01.15 siang nanti, Ai memiliki jadwal pesentasi. Ai adalah seorang mahasiswa di Universitas Ide yang Terinspirasi dari Dunia Faktual. Namanya terlalu panjang sehingga Ai dan para mahasiswa lain menyingkatnya menjadi UITDF. Lima menit sebelum masuk, Ai sudah harus berada di kelas. Dengan begitu, masih banyak waktu untuk bersiap-siap. Mustahil pulang ke asrama sekarang, lantaran Ef menghendaki Ai berada di kampus. Otomatis Ai langsung berpindah ke sana. Ai berlari menuju toilet fakultas untuk mandi. Sesungguhnya itu melanggar aturan kampus, namun Ai tidak ada pilihan lain. Ditambah lagi durasi mandi Ai tidak terlalu lama. Hanya lima menit. Dengan begitu, muka dan telinga merah orang-orang yang mengantri di luar pintu tidak akan bertahan lama. Mungkin Ai hanya akan mendapat umpatan, teguran kasar, ataupun dengusan kesal. Ai pernah melihat orang lain menerima ketiganya. Itu sebabnya Ai dapat menebaknya. Dan kali ini, umpatanlah yang Ai terima.

 “Maaf, aku terpaksa.”

Balas Ai menyesal. Lantas kabur tanpa menyisir rambut maupun memoles muka dengan riasan tipis ala mahasiswa. Dua hal itu bisa Ai lakukan di kelas nanti. Sesuai dengan rencana, Ai tiba di kelas pukul 01.10. Kursi paling depan adalah pilihan Ai. Alat-alat make up beserta bahan-bahan presentasi sudah tersimpan di loker terkunci. Dengan demikian Ai hanya tinggal membuka dan mengambilnya dari sana. Di tempat duduk, Ai mulai menyisir rambut, menguncirnya tinggi. Mengoleskan muka dengan krim pelembab lalu melapisinya dengan bedak. Tak lupa mengaplikasikan pelembab pada bibir. Raga dan jiwa Ai telah siap untuk kegiatan hari ini. Ai bersemangat melakukan presentasi dengan baik. 

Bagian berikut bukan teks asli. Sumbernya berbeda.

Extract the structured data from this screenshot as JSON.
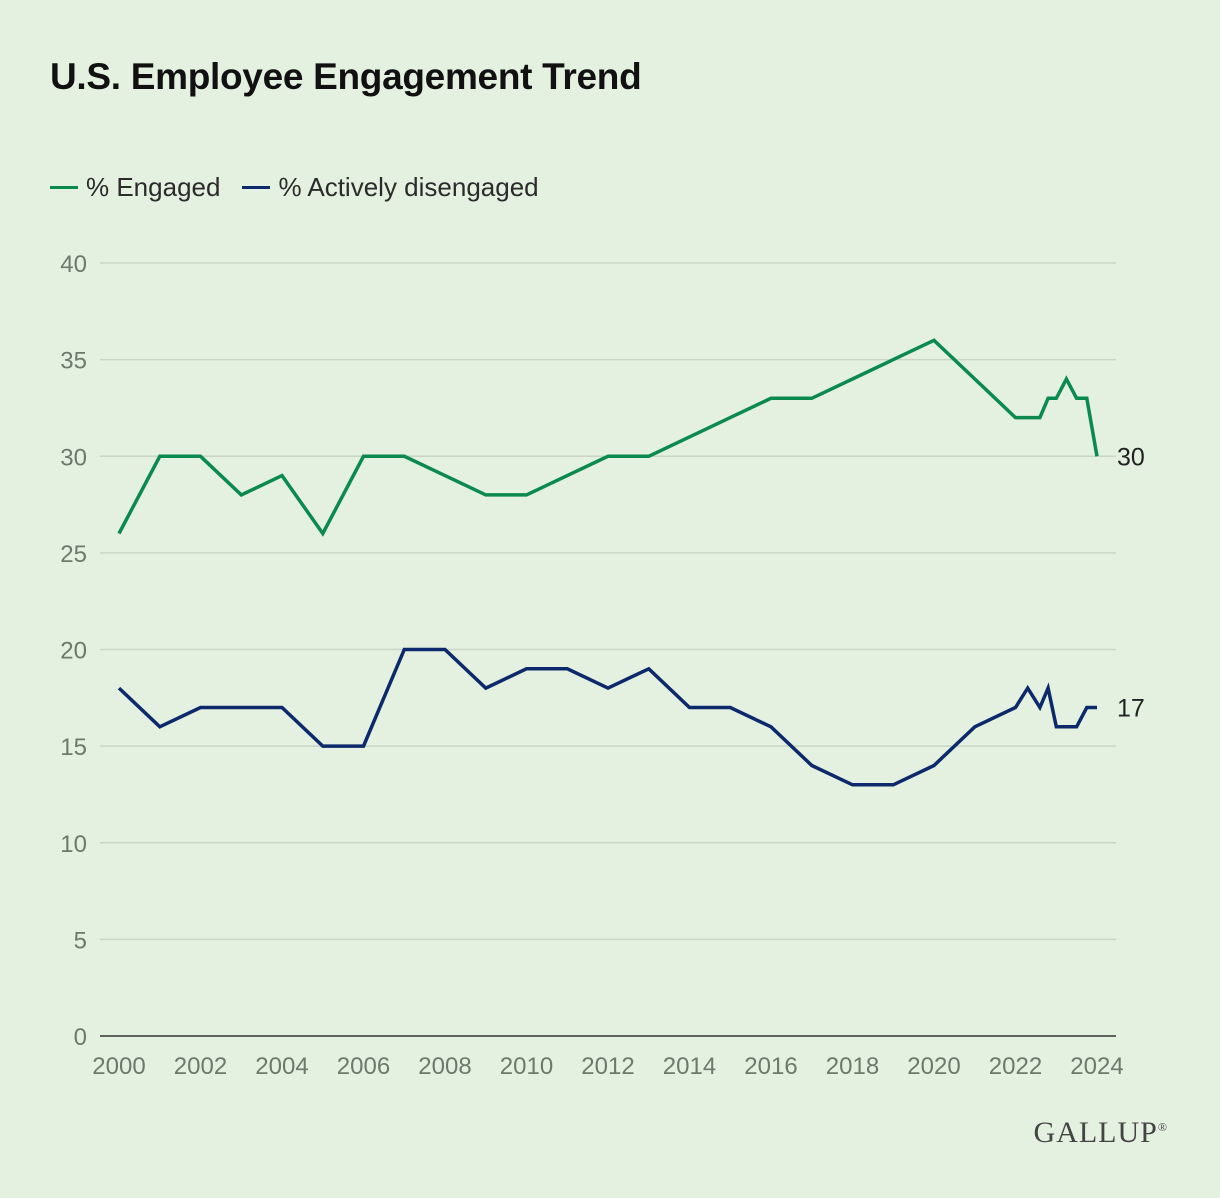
{
  "chart_data": {
    "type": "line",
    "title": "U.S. Employee Engagement Trend",
    "xlabel": "",
    "ylabel": "",
    "xlim": [
      2000,
      2024
    ],
    "ylim": [
      0,
      40
    ],
    "x_ticks": [
      "2000",
      "2002",
      "2004",
      "2006",
      "2008",
      "2010",
      "2012",
      "2014",
      "2016",
      "2018",
      "2020",
      "2022",
      "2024"
    ],
    "y_ticks": [
      "0",
      "5",
      "10",
      "15",
      "20",
      "25",
      "30",
      "35",
      "40"
    ],
    "grid": true,
    "legend_position": "top-left",
    "series": [
      {
        "name": "% Engaged",
        "color": "#0b8a4f",
        "end_label": "30",
        "points": [
          [
            2000,
            26
          ],
          [
            2001,
            30
          ],
          [
            2002,
            30
          ],
          [
            2003,
            28
          ],
          [
            2004,
            29
          ],
          [
            2005,
            26
          ],
          [
            2006,
            30
          ],
          [
            2007,
            30
          ],
          [
            2008,
            29
          ],
          [
            2009,
            28
          ],
          [
            2010,
            28
          ],
          [
            2011,
            29
          ],
          [
            2012,
            30
          ],
          [
            2013,
            30
          ],
          [
            2014,
            31
          ],
          [
            2015,
            32
          ],
          [
            2016,
            33
          ],
          [
            2017,
            33
          ],
          [
            2018,
            34
          ],
          [
            2019,
            35
          ],
          [
            2020,
            36
          ],
          [
            2021,
            34
          ],
          [
            2022,
            32
          ],
          [
            2022.6,
            32
          ],
          [
            2022.8,
            33
          ],
          [
            2023,
            33
          ],
          [
            2023.25,
            34
          ],
          [
            2023.5,
            33
          ],
          [
            2023.75,
            33
          ],
          [
            2024,
            30
          ]
        ]
      },
      {
        "name": "% Actively disengaged",
        "color": "#0c2a6b",
        "end_label": "17",
        "points": [
          [
            2000,
            18
          ],
          [
            2001,
            16
          ],
          [
            2002,
            17
          ],
          [
            2003,
            17
          ],
          [
            2004,
            17
          ],
          [
            2005,
            15
          ],
          [
            2006,
            15
          ],
          [
            2007,
            20
          ],
          [
            2008,
            20
          ],
          [
            2009,
            18
          ],
          [
            2010,
            19
          ],
          [
            2011,
            19
          ],
          [
            2012,
            18
          ],
          [
            2013,
            19
          ],
          [
            2014,
            17
          ],
          [
            2015,
            17
          ],
          [
            2016,
            16
          ],
          [
            2017,
            14
          ],
          [
            2018,
            13
          ],
          [
            2019,
            13
          ],
          [
            2020,
            14
          ],
          [
            2021,
            16
          ],
          [
            2022,
            17
          ],
          [
            2022.3,
            18
          ],
          [
            2022.6,
            17
          ],
          [
            2022.8,
            18
          ],
          [
            2023,
            16
          ],
          [
            2023.5,
            16
          ],
          [
            2023.75,
            17
          ],
          [
            2024,
            17
          ]
        ]
      }
    ]
  },
  "brand": {
    "logo": "GALLUP"
  }
}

“Ide yang saya presentasikan ini bukan tentang seberapa besar pengaruhnya pada orang lain. Dari awal saya tidak mengincar trofi maupun hadiah apapun dari universitas. Namun menuangkannya di kertas dan bersiap mempresentasikannya di depan teman-teman sudah membuat saya puas. Baik, saya mulai sekarang!”

Ai berdiri di sisi layar proyektor yang menampilkan sebuah potret, mayat yang sudah terbungkus kain jarik di ruang tamu dunia faktual. Terlihat lengang sebab kursi-kursi beserta meja telah dikeluarkan di teras rumah. Mayat itu adalah bapak Ai. Ia meninggal karena sakit lambung yang parah.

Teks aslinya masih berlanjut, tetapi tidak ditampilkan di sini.